Much of the problem is with Private Limited Companies which have taken the loan from their friends/ relatives of directors or shareholders which is now termed as Deposits as per Deposit Rules 2014. Hence, the amount which had been taken by the companies and which are in Lakhs and in crores in many cases, it was not possible for such companies to repay such loan in this short period of 1 year, commencing from April 1, 2014, as the money taken as loan had been invested by the companies in their business is may be in form of fixed assets or current assets which is not possible by the companies to sell off such business assets/ properties and repay the loan amount, as it will adversely affect the operations of the corporate and hence the corporate as well as economy will suffer a lot.

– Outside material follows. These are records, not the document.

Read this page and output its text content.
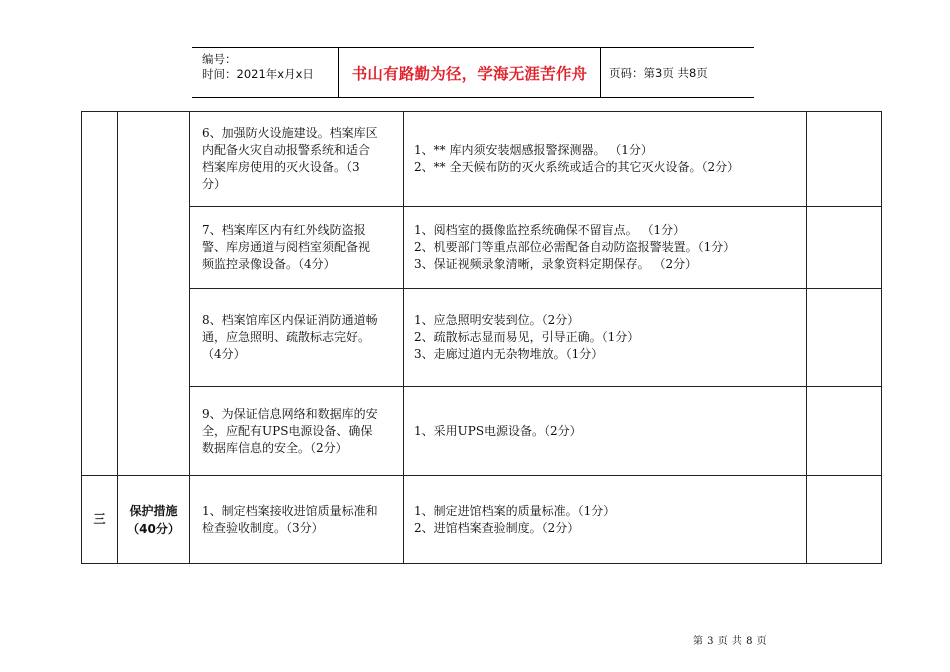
编号：
时间：2021年x月x日	书山有路勤为径，学海无涯苦作舟	页码：第3页 共8页

		6、加强防火设施建设。档案库区
内配备火灾自动报警系统和适合
档案库房使用的灭火设备。（3
分）	1、** 库内须安装烟感报警探测器。 （1分）
2、** 全天候布防的灭火系统或适合的其它灭火设备。（2分）	

		7、档案库区内有红外线防盗报
警、库房通道与阅档室须配备视
频监控录像设备。（4分）	1、阅档室的摄像监控系统确保不留盲点。 （1分）
2、机要部门等重点部位必需配备自动防盗报警装置。（1分）
3、保证视频录象清晰，录象资料定期保存。 （2分）	

		8、档案馆库区内保证消防通道畅
通，应急照明、疏散标志完好。
（4分）	1、应急照明安装到位。（2分）
2、疏散标志显而易见，引导正确。（1分）
3、走廊过道内无杂物堆放。（1分）	

		9、为保证信息网络和数据库的安
全，应配有UPS电源设备、确保
数据库信息的安全。（2分）	1、采用UPS电源设备。（2分）	

三	保护措施
（40分）	1、制定档案接收进馆质量标准和
检查验收制度。（3分）	1、制定进馆档案的质量标准。（1分）
2、进馆档案查验制度。（2分）	

第 3 页 共 8 页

Hence, Professionals are now on the planning side and finding the loopholes in the act so that the money already taken should not be paid back by the companies. Many opinions and judgments coming out these days by the Professional for their clients and most of these are for Private Limited Companies specially.
One of the opinion among a lot is that the loan taken by the Private Limited Companies, before Companies Act 2013 came into existence, was not a deposit in eyes of law under Rule 2 Clause B Sub Clause IX of Deposit Rules 1975. Hence, it is being advised that the companies should neither file DPT-4 for such loan nor should repay such amount.

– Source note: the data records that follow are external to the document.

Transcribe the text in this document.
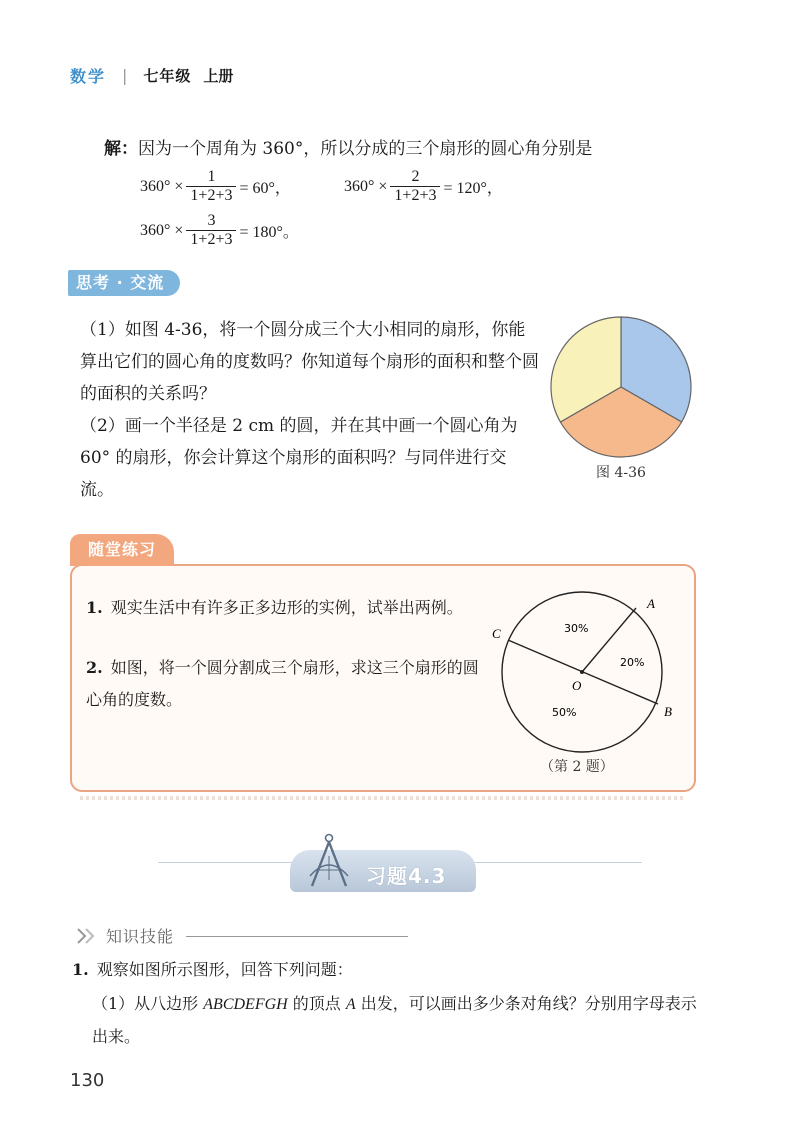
数学 | 七年级 上册
解：因为一个周角为 360°，所以分成的三个扇形的圆心角分别是
$360^\circ \times \frac{1}{1+2+3} = 60^\circ$，	$360^\circ \times \frac{2}{1+2+3} = 120^\circ$，
$360^\circ \times \frac{3}{1+2+3} = 180^\circ$。
思考 · 交流
（1）如图 4-36，将一个圆分成三个大小相同的扇形，你能算出它们的圆心角的度数吗？你知道每个扇形的面积和整个圆的面积的关系吗？
（2）画一个半径是 2 cm 的圆，并在其中画一个圆心角为 60° 的扇形，你会计算这个扇形的面积吗？与同伴进行交流。
图 4-36
随堂练习
1. 观实生活中有许多正多边形的实例，试举出两例。
2. 如图，将一个圆分割成三个扇形，求这三个扇形的圆心角的度数。
A
B
C
O
30%
20%
50%
（第 2 题）
习题4.3
知识技能
1. 观察如图所示图形，回答下列问题：
（1）从八边形 ABCDEFGH 的顶点 A 出发，可以画出多少条对角线？分别用字母表示出来。
130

The second opinion coming out is that the amount the companies had taken was a loan and not a Deposit. Because for obtaining the Deposits, the companies were, then need to follow the proper procedure laid down under section 58A(2)(a)and (b) of Companies 1956. For this many Professional have brought forwards the judgments of
The Madhya Pradesh High Court in the case of Sharda Talkies (Firm) v. Smt. Madhulata Vyas AIR 1966 NMP 68, Baidyanath Plastic Industries (P) Ltd. 230 ITR 522,
the Delhi High Court The Bombay High Court in the case of Pennwalt (India) Ltd. v. Registrar of Companies (1987) 62 Comp. cases 112 (Bom.) etc.
Which clearly distinguish the loan from Deposits. And Professionals suggest that if the Deposit has not been taken by the companies, then WHAT to repay and WHY to repay. And they are right in their saying.
And many are of the opinion that Ministry will issue some clarification in this regard and the companies will need not to repay such amount. Clarification by Ministry may be possible in further days but percentage of possibility is negligible.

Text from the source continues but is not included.